Research Team Develops New Coating
for Use on Navy Ships

Researchers in the School of Engineering and at Inframat Corp. have developed a revolutionary new coating for use by the Navy on ships and submarines, that is much more durable than the coatings used today.

This nanostructured alumina-titania coating has structural features, such as crystal size, that are 100 to 1000 times smaller than those found in conventional coatings. These tiny structural features, which can only be seen with modern electron microscopes at magnifications greater than 50,000 times, give nanostructured coatings extraordinary wear, impact, toughness, and adhesive properties.

The nanostructured alumina-titania coating will be used by the Navy to coat shaft, pumps and other moving parts.

"There is a continual need for coatings with improved durability," says Maurice Gell, professor-in-residence of metallurgy and materials engineering and program manager. "And there is an agency-wide effort in the Navy to develop technologies that will allow ships to stay at sea for longer periods of time without having to come in for repair.

"We've developed the first of a revolutionary new class of materials in which the scale of the microstructure is finer than anything in existence today," Gell says. These finer features will give nanostructured materials, like metals and ceramics, superior engineering properties - hardness, strength, toughness, ductility, and wear resistance.
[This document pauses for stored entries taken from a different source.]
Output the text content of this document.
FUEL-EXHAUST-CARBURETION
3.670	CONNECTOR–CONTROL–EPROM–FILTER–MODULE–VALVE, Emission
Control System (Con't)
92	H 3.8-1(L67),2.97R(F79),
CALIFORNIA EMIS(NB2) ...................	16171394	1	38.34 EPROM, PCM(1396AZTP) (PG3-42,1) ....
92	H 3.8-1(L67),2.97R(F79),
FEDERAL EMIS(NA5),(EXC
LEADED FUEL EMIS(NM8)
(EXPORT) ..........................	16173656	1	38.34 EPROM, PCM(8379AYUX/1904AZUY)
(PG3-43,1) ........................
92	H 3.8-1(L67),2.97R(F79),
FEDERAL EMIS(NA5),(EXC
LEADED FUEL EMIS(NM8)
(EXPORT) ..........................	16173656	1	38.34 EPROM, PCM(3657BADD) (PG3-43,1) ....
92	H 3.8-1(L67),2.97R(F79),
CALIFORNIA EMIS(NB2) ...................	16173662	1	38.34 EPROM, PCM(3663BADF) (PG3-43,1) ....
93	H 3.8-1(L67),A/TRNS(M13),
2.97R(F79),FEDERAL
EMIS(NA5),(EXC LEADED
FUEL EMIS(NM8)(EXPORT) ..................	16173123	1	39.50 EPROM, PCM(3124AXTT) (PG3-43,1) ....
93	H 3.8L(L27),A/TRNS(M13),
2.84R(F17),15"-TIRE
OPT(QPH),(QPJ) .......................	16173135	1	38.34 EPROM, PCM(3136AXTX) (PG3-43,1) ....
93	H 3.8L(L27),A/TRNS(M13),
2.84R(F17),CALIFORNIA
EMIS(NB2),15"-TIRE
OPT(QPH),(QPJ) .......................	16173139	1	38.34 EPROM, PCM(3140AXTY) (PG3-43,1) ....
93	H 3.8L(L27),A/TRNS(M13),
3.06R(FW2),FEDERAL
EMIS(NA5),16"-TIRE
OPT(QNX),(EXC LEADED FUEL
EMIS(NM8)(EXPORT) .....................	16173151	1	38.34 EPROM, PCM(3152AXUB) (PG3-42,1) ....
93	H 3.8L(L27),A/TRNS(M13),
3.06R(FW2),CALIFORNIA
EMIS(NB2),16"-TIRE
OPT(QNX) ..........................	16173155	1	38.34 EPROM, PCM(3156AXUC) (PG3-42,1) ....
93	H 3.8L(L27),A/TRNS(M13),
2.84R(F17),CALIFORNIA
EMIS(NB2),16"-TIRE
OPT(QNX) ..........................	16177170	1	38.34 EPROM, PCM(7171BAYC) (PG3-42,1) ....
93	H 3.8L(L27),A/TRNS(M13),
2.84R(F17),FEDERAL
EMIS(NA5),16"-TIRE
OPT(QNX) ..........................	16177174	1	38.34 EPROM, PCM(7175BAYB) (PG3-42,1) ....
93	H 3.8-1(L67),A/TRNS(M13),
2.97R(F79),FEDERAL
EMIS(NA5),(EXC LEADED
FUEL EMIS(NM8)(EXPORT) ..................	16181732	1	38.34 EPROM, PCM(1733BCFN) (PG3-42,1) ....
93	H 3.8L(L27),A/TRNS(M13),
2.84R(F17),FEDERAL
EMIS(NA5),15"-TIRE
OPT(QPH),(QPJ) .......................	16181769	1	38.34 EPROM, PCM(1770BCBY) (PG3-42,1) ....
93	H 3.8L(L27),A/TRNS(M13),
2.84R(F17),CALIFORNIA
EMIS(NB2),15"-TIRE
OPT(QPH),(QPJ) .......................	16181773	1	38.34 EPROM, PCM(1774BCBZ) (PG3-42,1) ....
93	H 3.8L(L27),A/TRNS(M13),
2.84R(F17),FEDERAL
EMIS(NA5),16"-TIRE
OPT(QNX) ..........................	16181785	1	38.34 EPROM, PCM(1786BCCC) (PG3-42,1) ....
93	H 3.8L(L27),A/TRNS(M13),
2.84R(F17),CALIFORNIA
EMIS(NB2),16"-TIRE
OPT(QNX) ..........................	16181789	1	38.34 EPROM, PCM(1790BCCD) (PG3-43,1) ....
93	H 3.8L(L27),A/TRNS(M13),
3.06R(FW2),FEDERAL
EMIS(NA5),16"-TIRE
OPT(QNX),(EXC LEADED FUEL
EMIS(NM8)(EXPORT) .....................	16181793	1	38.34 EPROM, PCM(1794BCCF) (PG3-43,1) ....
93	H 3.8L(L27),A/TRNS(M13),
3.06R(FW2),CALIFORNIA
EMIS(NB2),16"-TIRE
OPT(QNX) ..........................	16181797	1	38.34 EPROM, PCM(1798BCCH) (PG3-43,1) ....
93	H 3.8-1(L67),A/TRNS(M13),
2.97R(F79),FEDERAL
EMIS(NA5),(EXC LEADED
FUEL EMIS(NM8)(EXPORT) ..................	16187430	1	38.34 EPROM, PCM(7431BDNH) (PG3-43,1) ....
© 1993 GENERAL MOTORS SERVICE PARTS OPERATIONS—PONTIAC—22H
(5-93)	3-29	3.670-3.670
These coatings are applied using nanostructured powder and commercial plasma spray processes. One of the difficult tasks in the program was learning how to inject nanostructured powder in a plasma spray flame operating at temperatures greater than 15,000 degrees Kelvin, more than three times the temperature of the surface of the sun, and preventing the powder from melting and destroying the nanostructure.

The research has been conducted under a 4 1/2 year, $4 million contract with the Office of Naval Research. The interdisciplinary project is now in its third year. The remaining time will be used to develop and implement additional nanostructured coatings. "In the remaining part of the program, it will be exciting to see how much additional potential there is in this new class of coating materials," says Eric Jordan, professor of mechanical engineering.

The area of nanostructured materials and devices has recently become a national initiative. President Clinton announced a commitment of $500 million to their development over a three-year period.

It is highly unusual for a university to conduct a program that involves research, development and technology implementation, Gell says.

The project was conducted with a multidisciplinary team led by Gell, and included faculty members Leon Shaw and Nitin Padture, of the Department of Metallurgy and Materials Engineering; and Jordan, Baki Cetegen and Ted Bergman, from the Department of Mechanical Engineering.

"This project is possible because of the availability of a sufficiently large group of quality faculty and the availability of modern facilities at the Institute of Materials Science and the Advanced Technology Institute," says Jordan. "Projects like this are one type of return on the investments made by the state in UConn, and future projects will depend on continued investment."

The nanostructured powder processing procedures were originally developed and patented by UConn, and an exclusive license was purchased by Inframat Corp., a small Connecticut company headquartered in North Haven. Inframat performed the critical processing of nanostructured powder and the plasma spray of nanostructured coatings, often working side by side with UConn personnel.

The coating has been qualified by the U.S. Navy, based on plasma spray trials of nanostructured coatings conducted at a Navy-approved supplier. The mechanical and environmental properties obtained in these Navy qualification trials duplicated the outstanding results obtained at UConn, Gell says. The Navy is now plasma spraying these coatings on a number of components for shipboard and submarine application.